J.C. es un compañero de la pisicina. Tres veces por semana, nos vemos en bañador, llueva, nieve o haga calor para compartir aguas, desayunos y risas. J. C. es comercial de una empresa en la que lleva 27 años trabajando, se las sabe todas y ha llegado a ese punto en que se escaquea cuando puede sin que nadie le diga nada.
J.C. es un tipo sano, grande, tiene familia. Esta mañana mientras compartíamos desayuno después de nadar nos ha confesado que una vez fue al psiquiátra. Sólo una. Llevaba meses con un problema físico que no se le iba y llego un punto en que estuvo convencido de que tenía que ser por un problema mental. Así que, como el que busca el número de teléfono de una copistería o de un taller mecánico en las páginas amarillas, J. C. abrió el libreto del seguro médico que religiosamente paga y busco por la P el nombre de un psiquiatra.

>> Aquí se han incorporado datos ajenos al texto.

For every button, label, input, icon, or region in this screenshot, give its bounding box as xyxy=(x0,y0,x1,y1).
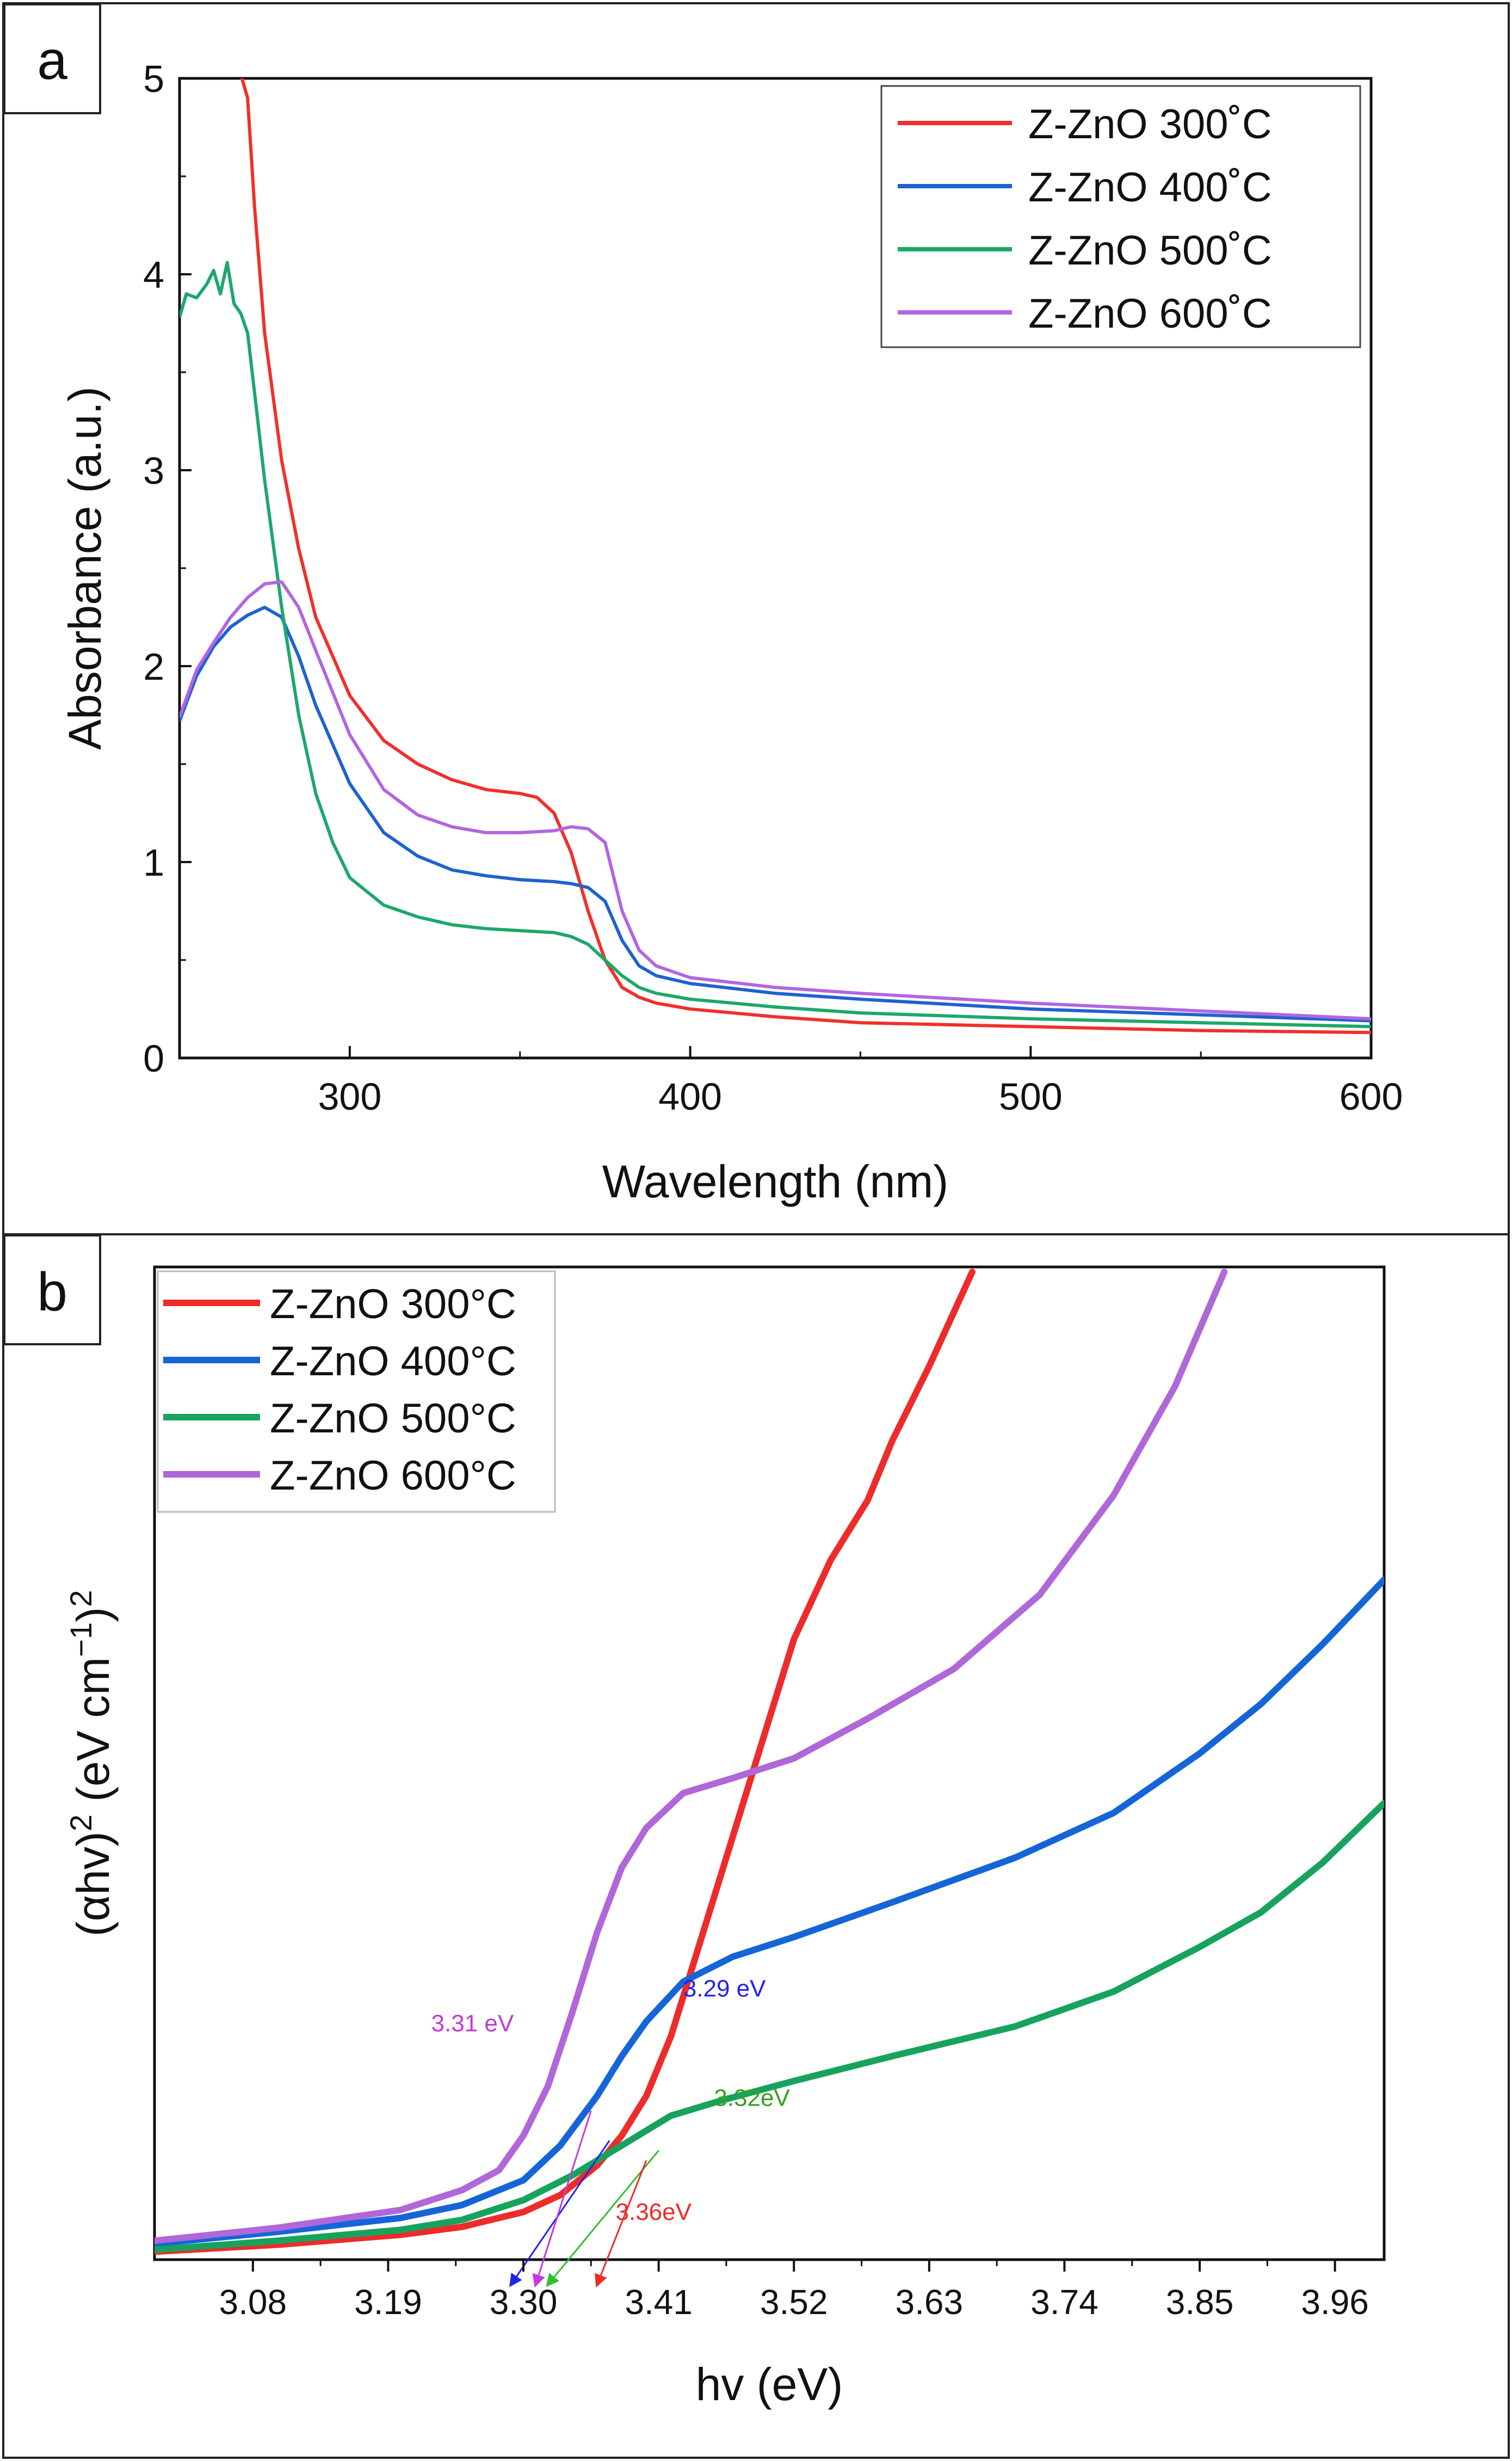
chart-b-y-title-part-e: ) xyxy=(67,1607,119,1622)
chart-b-y-axis-title: (αhv)2 (eV cm−1)2 xyxy=(64,1590,119,1937)
chart-a-axis-ticks: 300 400 500 600 0 1 2 3 4 5 xyxy=(143,58,1403,1118)
chart-b-annotations: 3.29 eV 3.31 eV 3.32eV 3.36eV xyxy=(431,1976,791,2225)
chart-a-y-tick-label: 5 xyxy=(143,58,164,100)
chart-a-y-tick-label: 0 xyxy=(143,1037,164,1080)
panel-a-label: a xyxy=(3,3,101,114)
panel-b-frame xyxy=(2,1233,1510,2459)
chart-b-legend-label-600: Z-ZnO 600°C xyxy=(270,1453,516,1499)
chart-b-legend-label-300: Z-ZnO 300°C xyxy=(270,1281,516,1327)
chart-b-legend-label-400: Z-ZnO 400°C xyxy=(270,1338,516,1385)
chart-b-x-tick-label: 3.08 xyxy=(219,2282,287,2322)
chart-b-line-z-zno-500-c xyxy=(155,1800,1384,2253)
chart-b-y-title-part-c: (eV cm xyxy=(67,1657,119,1814)
chart-b-x-tick-label: 3.85 xyxy=(1166,2282,1234,2322)
chart-b-fit-line xyxy=(509,2140,610,2287)
chart-b-series-group xyxy=(155,1269,1384,2255)
panel-a-label-text: a xyxy=(37,30,67,91)
chart-b-plot-area xyxy=(153,1265,1386,2261)
chart-a-y-tick-label: 3 xyxy=(143,450,164,492)
chart-b-line-z-zno-400-c xyxy=(155,1576,1384,2247)
chart-b-y-title-part-b: 2 xyxy=(64,1814,98,1831)
chart-a-x-tick-label: 300 xyxy=(318,1075,381,1118)
panel-b-label-text: b xyxy=(37,1262,67,1322)
chart-a-legend-label-600: Z-ZnO 600˚C xyxy=(1028,291,1272,337)
chart-b-x-tick-label: 3.96 xyxy=(1301,2282,1369,2322)
chart-b-axis-ticks: 3.08 3.19 3.30 3.41 3.52 3.63 3.74 3.85 3.96 xyxy=(219,2260,1369,2322)
chart-b-fit-line xyxy=(546,2150,659,2287)
chart-b-annotation-3-32ev: 3.32eV xyxy=(714,2084,790,2111)
chart-b-fit-lines xyxy=(509,2110,659,2288)
chart-a-legend-label-500: Z-ZnO 500˚C xyxy=(1028,227,1272,274)
chart-a-y-axis-title: Absorbance (a.u.) xyxy=(59,386,110,750)
chart-a-legend-label-400: Z-ZnO 400˚C xyxy=(1028,164,1272,211)
chart-a-line-z-zno-400-c xyxy=(180,606,1371,1023)
chart-b-annotation-3-36ev: 3.36eV xyxy=(616,2199,692,2225)
panel-b-label: b xyxy=(3,1234,101,1345)
chart-b-fit-line xyxy=(595,2160,647,2288)
panel-b-label-box xyxy=(3,1234,101,1345)
chart-a-legend-label-300: Z-ZnO 300˚C xyxy=(1028,101,1272,147)
chart-a-y-tick-label: 2 xyxy=(143,645,164,688)
chart-a-legend-box xyxy=(880,85,1361,348)
chart-b-x-tick-label: 3.30 xyxy=(490,2282,558,2322)
chart-a-series-group xyxy=(180,78,1371,1035)
chart-a-line-z-zno-500-c xyxy=(180,261,1371,1029)
chart-b: 3.08 3.19 3.30 3.41 3.52 3.63 3.74 3.85 3.96 3.2… xyxy=(64,1265,1386,2410)
chart-b-y-title-part-f: 2 xyxy=(64,1590,98,1607)
chart-b-legend-label-500: Z-ZnO 500°C xyxy=(270,1395,516,1442)
chart-a-x-tick-label: 400 xyxy=(658,1075,722,1118)
chart-b-y-title-part-d: −1 xyxy=(64,1622,98,1657)
chart-b-x-tick-label: 3.41 xyxy=(625,2282,693,2322)
chart-b-annotation-3-31-ev: 3.31 eV xyxy=(431,2010,514,2037)
chart-b-x-tick-label: 3.74 xyxy=(1030,2282,1098,2322)
chart-b-x-tick-label: 3.52 xyxy=(760,2282,828,2322)
chart-b-x-axis-title: hv (eV) xyxy=(696,2359,843,2410)
chart-a-line-z-zno-300-c xyxy=(240,78,1371,1035)
chart-a-x-axis-title: Wavelength (nm) xyxy=(602,1156,948,1207)
panel-a-label-box xyxy=(3,3,101,114)
chart-b-fit-line xyxy=(532,2110,592,2288)
chart-b-line-z-zno-600-c xyxy=(155,1269,1228,2244)
chart-b-y-title-part-a: (αhv) xyxy=(67,1831,119,1936)
chart-b-legend: Z-ZnO 300°C Z-ZnO 400°C Z-ZnO 500°C Z-Zn… xyxy=(157,1270,556,1513)
chart-a-y-tick-label: 4 xyxy=(143,254,164,296)
chart-b-annotation-3-29-ev: 3.29 eV xyxy=(683,1976,766,2002)
chart-a-x-tick-label: 600 xyxy=(1340,1075,1403,1118)
chart-a-legend: Z-ZnO 300˚C Z-ZnO 400˚C Z-ZnO 500˚C Z-Zn… xyxy=(880,85,1361,348)
chart-a: 300 400 500 600 0 1 2 3 4 5 Wavelength (nm) Absor… xyxy=(59,58,1403,1207)
chart-a-line-z-zno-600-c xyxy=(180,580,1371,1020)
chart-a-y-tick-label: 1 xyxy=(143,841,164,884)
chart-a-x-tick-label: 500 xyxy=(999,1075,1063,1118)
chart-b-x-tick-label: 3.63 xyxy=(896,2282,964,2322)
chart-b-line-z-zno-300-c xyxy=(155,1269,976,2255)
chart-b-x-tick-label: 3.19 xyxy=(354,2282,422,2322)
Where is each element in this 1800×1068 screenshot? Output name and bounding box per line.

Cuando llegó a la consulta, le explicó al doctor su problema y éste, moviendo la cabeza de lado a lado y resoplando lenta y constantemente durante unos cuantos segundos, le diagnosticó un tratamiento de dos años de duración porque, al parecer, su problema se iniciaba en la cabeza y continuaba hasta sus intestinos, que es su zona débil y afectada.
J.C. preguntó el precio por sesión. El doctor se lo dijo, tras haberle preguntado primero si cuando veía un cuadro torcido sentía impulsos de ponerlo recto y si le producía algún sentimiento encontrado ver una puerta entrebierta. J. C., resuelto, contestó: los cuadros los pongo rectos y las puertas, o abiertas o cerradas. Así es J.C., un tipo directo. El doctor resopló de nuevo y se reafirmó en su diagnóstico: dos años.
J. C. nos confesaba que tras aquella visita no había habido ninguna otra y que su problema, el mental, se terminó ahí, justo a la salida de aquel portal de Nuevos Ministerios. El problema, físico, aún continúa, de vez en cuando.